二次作品に思う
隅田 天美
その作品に尊敬はあるか?
世の中には『二次作品』と呼ばれる小説がある。
アニメや小説、漫画の派生作品のことである。
私は、数年前まであるサイトである時代劇小説のごく短い小話を十年以上書いていた。
以前、私は自分のホームページを持っていて、そのサイトとは相互リンクをしていた。
その付き合いからだ。
――サイトを閉鎖します。
この言葉で、以来、時代劇小説の二次作品は書いてない。
その後、私はお絵かきサイト(小説も書ける)で企画などで小説を書いたり、好きになったアニメの短編(二次作品)も少々書いていた。
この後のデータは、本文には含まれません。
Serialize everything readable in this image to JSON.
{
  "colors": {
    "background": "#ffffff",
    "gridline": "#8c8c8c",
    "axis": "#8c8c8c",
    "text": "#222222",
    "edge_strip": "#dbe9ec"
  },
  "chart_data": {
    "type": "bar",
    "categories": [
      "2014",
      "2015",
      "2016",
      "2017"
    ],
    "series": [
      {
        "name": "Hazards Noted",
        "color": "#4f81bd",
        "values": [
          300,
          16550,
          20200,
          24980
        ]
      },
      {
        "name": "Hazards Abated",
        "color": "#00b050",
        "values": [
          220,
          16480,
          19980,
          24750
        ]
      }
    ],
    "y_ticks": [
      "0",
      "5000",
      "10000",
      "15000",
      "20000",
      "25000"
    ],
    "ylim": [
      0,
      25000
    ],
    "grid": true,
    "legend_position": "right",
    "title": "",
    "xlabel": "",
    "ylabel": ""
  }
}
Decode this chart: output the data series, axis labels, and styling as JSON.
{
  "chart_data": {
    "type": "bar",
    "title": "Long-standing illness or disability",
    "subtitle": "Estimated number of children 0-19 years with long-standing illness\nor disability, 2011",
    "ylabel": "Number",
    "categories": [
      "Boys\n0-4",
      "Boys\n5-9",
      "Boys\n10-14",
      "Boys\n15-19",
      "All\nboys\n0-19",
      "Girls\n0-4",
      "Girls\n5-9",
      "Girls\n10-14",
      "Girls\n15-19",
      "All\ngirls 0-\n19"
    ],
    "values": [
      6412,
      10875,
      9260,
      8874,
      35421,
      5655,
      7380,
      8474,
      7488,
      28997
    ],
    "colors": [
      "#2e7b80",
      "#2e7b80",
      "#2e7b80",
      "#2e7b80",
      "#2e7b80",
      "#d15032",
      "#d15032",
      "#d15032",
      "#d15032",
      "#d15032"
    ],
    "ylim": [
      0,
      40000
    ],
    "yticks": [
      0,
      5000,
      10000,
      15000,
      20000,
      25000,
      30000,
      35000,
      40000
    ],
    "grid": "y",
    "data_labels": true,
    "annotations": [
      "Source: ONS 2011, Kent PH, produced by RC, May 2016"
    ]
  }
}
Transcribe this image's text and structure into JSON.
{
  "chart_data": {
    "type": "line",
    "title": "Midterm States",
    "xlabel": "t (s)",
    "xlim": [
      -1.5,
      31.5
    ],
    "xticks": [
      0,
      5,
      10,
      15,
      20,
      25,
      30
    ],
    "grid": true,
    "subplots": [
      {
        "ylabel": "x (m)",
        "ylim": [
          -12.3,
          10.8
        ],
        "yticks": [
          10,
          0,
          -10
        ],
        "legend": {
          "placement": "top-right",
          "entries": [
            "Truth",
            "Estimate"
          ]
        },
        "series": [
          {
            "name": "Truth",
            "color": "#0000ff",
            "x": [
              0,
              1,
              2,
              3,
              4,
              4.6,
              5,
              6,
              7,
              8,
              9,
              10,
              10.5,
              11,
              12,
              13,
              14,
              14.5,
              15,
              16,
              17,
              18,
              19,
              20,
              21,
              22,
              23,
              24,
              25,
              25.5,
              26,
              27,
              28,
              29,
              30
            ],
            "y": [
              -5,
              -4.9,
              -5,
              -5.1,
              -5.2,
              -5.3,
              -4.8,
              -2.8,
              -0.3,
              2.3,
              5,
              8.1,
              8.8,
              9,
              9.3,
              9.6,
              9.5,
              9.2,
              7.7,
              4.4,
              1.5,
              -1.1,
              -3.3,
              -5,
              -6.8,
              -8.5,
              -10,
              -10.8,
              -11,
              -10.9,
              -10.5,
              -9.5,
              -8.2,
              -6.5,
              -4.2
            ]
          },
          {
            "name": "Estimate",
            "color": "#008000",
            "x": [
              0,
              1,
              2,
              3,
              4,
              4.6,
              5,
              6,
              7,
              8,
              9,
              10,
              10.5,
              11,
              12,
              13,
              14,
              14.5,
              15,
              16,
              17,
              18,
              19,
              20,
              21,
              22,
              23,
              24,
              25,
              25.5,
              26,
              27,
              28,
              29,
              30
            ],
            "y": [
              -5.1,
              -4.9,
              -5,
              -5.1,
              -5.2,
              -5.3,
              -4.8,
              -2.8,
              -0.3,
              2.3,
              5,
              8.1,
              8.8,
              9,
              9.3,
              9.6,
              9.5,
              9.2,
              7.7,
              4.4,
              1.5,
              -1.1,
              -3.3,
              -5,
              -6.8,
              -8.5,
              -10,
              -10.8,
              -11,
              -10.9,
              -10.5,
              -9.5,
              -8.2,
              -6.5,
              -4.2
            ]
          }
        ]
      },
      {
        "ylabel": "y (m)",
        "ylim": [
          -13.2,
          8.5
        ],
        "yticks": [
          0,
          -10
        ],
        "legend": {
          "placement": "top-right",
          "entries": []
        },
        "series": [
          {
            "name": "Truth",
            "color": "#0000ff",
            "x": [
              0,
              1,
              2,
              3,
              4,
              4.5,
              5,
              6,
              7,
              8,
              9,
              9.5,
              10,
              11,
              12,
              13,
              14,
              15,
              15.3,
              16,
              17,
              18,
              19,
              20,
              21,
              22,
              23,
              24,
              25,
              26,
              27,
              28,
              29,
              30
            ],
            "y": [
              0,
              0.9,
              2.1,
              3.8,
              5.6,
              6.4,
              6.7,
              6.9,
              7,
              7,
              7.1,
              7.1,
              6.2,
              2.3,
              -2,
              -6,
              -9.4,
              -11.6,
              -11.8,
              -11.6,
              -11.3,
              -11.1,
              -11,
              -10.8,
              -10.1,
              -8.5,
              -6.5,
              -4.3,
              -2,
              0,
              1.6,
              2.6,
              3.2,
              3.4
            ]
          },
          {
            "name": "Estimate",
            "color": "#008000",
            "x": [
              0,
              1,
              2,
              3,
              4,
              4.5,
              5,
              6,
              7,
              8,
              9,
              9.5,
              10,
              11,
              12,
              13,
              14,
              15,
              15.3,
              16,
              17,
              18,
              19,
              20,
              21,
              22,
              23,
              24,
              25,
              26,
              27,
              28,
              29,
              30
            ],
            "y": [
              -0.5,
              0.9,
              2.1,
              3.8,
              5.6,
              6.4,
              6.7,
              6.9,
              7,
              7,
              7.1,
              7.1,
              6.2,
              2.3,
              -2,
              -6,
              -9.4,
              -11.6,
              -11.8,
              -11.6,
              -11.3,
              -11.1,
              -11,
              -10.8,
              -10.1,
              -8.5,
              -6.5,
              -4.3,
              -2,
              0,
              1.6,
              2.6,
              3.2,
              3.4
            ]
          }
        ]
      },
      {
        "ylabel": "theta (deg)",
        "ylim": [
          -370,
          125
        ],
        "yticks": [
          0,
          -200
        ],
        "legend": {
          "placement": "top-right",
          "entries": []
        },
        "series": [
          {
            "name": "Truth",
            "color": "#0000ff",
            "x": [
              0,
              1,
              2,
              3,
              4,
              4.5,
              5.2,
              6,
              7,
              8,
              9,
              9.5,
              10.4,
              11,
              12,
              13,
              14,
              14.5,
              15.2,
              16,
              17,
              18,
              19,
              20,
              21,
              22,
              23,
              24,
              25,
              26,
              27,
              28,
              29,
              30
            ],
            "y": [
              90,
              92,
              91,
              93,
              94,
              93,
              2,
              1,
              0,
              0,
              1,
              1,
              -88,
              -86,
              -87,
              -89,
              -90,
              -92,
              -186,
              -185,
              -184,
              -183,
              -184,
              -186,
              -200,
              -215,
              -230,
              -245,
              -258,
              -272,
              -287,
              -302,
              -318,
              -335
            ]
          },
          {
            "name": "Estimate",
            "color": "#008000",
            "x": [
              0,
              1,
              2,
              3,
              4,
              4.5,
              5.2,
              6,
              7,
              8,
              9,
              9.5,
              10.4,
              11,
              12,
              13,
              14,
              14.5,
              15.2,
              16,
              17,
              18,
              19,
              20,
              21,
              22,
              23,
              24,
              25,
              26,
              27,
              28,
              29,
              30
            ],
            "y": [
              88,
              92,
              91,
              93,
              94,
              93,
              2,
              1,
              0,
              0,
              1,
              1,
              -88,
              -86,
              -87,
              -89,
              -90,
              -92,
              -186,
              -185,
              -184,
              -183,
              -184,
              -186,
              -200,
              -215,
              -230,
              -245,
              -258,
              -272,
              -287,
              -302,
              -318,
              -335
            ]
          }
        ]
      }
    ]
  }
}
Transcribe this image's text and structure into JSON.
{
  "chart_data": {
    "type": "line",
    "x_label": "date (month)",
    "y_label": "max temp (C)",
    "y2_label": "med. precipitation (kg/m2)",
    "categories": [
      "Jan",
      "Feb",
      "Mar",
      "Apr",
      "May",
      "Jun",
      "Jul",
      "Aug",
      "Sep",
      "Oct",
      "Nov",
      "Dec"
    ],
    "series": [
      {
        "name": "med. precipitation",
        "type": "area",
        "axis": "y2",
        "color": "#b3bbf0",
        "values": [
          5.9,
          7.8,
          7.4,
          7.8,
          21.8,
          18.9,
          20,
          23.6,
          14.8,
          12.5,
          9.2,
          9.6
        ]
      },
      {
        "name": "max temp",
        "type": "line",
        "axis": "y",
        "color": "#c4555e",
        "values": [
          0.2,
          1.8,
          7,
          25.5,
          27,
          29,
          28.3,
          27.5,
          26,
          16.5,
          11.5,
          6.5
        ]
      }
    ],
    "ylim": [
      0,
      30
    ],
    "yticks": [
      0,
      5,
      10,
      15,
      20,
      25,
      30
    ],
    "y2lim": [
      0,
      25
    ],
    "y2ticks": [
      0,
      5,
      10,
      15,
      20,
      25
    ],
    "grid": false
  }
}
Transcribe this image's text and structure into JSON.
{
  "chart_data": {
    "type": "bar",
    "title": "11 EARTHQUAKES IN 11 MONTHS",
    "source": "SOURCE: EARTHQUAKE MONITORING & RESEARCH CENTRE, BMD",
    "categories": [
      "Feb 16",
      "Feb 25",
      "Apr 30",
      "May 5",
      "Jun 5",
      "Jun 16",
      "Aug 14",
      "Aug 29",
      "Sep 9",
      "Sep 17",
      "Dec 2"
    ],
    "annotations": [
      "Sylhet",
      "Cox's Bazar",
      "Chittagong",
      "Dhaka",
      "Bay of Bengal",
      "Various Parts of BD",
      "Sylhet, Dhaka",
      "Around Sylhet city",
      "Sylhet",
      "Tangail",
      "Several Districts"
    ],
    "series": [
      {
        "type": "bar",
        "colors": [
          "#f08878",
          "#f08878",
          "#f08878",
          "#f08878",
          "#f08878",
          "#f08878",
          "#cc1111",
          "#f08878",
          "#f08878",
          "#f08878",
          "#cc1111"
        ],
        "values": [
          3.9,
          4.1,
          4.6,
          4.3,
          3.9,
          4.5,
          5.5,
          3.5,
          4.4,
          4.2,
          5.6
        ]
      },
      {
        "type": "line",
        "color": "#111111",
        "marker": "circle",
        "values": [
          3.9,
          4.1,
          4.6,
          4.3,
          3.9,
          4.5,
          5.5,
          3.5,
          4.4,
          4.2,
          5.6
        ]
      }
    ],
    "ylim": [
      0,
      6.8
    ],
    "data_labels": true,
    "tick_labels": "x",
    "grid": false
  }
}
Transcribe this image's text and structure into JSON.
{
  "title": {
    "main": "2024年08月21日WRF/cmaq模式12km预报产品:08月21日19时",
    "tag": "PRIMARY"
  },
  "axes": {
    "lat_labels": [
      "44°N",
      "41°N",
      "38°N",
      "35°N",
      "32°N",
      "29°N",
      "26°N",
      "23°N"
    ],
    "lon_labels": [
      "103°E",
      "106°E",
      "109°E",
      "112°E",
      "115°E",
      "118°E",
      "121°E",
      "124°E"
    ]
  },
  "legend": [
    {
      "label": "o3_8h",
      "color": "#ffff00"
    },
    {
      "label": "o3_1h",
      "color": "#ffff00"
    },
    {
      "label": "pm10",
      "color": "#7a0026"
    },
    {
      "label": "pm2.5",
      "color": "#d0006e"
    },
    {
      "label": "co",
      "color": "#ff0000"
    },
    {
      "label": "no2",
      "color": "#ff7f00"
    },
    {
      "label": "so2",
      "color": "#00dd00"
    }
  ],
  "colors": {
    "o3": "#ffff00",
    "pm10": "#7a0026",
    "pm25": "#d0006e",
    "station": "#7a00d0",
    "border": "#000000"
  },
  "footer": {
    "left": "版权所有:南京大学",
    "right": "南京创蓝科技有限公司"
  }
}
そこで「『相互ユーザー』になってください」という青年(なのかな?)に出会う。
私は快諾した。
その青年はこんなことを言った。
「あなたの小説のキャラクターを自分の小説に出したいのですがいいですか?」
これも快諾した。
そして、後悔した。
彼の小説を読んでいてだんだんイライラしてきた。
私も人のことを言えないが、粗が酷いし、平気で絵文字やネットスラングを書いているのだ。
加えて、元になった作品のパクリが多い。
私のキャラクターも許可したとはいえ、台詞などを改ざんされて困惑した。
ある日。
件の青年がいきなりメールでこんなことを言ってきた。
「○○(原作アニメ)の××のシーンは俺の作品のパクリだ」
私もそのシーンを見た。
正直に書く。
それぐらいのことは誰でも考える。
その後。
「運営が(規則違反で)自分のアカウントを停止した! 創作の侵害だ」
頭が痛くなった。
――ルールも守れない人間が何を言っている?
呆れた。
サイト運営は病院でもカウンセラーではない。
多くのユーザーや企業の利害が絡んでいる。
一人のわがままを許しては運営は立ち行かない。
何より、かの青年に不満を持ったのは元の原作アニメに対して敬意が全く無いところだ。
借りたキャラクターにも乱暴に扱う。
もし、敬意があるのなら「俺の作品をパクった」などとは言えないはずだ。
私が投稿していた時代劇小説のサイトの元になった作品を書いた作家はとっくの昔に鬼籍に入ったが、もしも、小話と同じシーンが出てきたら私は嬉しかったし感謝する。
ある人が言った。
「世界から敬意が消えている。だから、つまらない駄作ばかり生まれるのだ」
この言葉を胸に刻み、精進しよう。